Jomier looks at Tilly. The skin of her cheeks is suddenly flushed. She does not raise her eyes from the piece of paper she holds in her hand.

‘Is this wrong?’ asks Adams. ‘Do either of you have Austrian blood?’

Tilly looks up and glances sideways at Jomier with an expression of terror. ‘No . . . no, I don’t think so . . . I’m sure I don’t.’

Jomier turns back to Adams. ‘My grandmother, Elise Jomier, had a long affair with a man called Ferdinand von Frycht. It is quite possible, even likely, that he was the natural father of my father.’

Adams is excited. ‘That is certainly something worth pursuing.

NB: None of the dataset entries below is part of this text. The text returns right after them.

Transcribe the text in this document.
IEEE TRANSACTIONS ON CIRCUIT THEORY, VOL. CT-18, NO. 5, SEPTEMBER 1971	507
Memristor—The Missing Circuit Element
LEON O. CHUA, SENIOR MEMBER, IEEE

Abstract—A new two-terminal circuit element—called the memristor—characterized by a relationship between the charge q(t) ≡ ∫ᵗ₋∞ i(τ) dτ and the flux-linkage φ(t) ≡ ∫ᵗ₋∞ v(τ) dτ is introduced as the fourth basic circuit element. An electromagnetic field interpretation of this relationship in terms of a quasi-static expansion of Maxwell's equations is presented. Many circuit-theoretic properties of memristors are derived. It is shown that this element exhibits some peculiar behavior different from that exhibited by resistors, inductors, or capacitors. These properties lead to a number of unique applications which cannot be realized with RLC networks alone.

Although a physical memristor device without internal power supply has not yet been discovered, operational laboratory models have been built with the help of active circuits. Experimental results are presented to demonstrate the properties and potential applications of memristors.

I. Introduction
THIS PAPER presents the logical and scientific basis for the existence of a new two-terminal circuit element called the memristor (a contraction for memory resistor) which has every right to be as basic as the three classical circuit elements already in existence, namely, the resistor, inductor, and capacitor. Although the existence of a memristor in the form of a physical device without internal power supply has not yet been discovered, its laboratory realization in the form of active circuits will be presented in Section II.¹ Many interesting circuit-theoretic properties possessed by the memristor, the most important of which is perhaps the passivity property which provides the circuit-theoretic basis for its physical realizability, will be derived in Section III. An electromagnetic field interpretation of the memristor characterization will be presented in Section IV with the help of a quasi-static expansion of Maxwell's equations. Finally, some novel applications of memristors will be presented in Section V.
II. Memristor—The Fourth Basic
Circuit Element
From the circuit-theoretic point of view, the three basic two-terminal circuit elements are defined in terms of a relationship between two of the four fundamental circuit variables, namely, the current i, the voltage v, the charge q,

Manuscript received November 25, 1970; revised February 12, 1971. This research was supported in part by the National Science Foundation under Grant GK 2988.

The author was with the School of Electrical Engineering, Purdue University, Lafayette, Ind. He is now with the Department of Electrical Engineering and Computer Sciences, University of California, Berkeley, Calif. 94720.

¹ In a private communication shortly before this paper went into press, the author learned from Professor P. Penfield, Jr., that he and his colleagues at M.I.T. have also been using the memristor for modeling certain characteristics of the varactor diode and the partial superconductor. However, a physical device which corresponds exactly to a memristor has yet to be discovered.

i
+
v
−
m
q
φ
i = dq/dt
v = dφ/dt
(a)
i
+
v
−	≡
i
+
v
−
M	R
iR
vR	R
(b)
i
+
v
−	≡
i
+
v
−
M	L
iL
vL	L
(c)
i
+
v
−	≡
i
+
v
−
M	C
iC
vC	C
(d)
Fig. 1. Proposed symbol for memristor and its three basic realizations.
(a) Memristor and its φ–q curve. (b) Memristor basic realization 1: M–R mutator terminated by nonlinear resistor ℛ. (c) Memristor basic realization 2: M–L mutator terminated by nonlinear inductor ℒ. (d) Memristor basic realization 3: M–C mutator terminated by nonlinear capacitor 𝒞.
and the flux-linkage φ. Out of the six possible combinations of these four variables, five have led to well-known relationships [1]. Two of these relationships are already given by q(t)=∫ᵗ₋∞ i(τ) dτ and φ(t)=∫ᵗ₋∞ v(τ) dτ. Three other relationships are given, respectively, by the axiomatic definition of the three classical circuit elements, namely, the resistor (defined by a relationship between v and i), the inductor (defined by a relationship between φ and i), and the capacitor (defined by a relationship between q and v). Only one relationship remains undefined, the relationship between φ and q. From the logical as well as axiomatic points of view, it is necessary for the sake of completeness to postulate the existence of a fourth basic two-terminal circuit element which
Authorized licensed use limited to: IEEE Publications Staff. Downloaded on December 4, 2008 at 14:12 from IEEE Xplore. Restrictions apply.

There have been only two or three cases of Frycht’s anaemia this century, but it does crop up every now and sometimes skips several generations.’

‘And if it should turn out,’ asks Jomier, ‘that Louisa is suffering from Frycht’s anaemia, can anything be done?’

‘Five years ago,’ says Adams, ‘I would have said no, but now, yes. Hasemann in Vienna came up with a cure. It helped win him the Nobel Prize.’

 

Jomier and Tilly walk down stairs, into lifts and along corridors to the private wing of Chad’s Hospital. Tilly is weeping: she chokes and says in a stuttering whisper, ‘I . . . I . . . it was just something . . . in a bubble . . . nothing to do with us. It just happened . . . I mean, I thought, she could have been yours.’

Jomier says nothing. They walk along the corridor in silence. He hides the thoughts going through his head from Tilly. He hides the thoughts going through his head from himself. All thoughts but one. Finally he says: ‘She’s going to live.’

‘Yes.’

They turn a corner. Another corridor. More silence. Then, without looking at his former wife, Jomier says: ‘Did I ever tell you about my grandmother’s affair with Ferdy von Frycht?’

Tilly sniffs. ‘No. No, I don’t think so.’

‘A skeleton in the cupboard.’

‘Yes.’

‘Louisa will be amused,’ says Jomier.

‘Yes.’

‘And Henry? What do you think? A little embarrassed, perhaps, but not ill-pleased. Some blue blood in his veins on his father’s side.’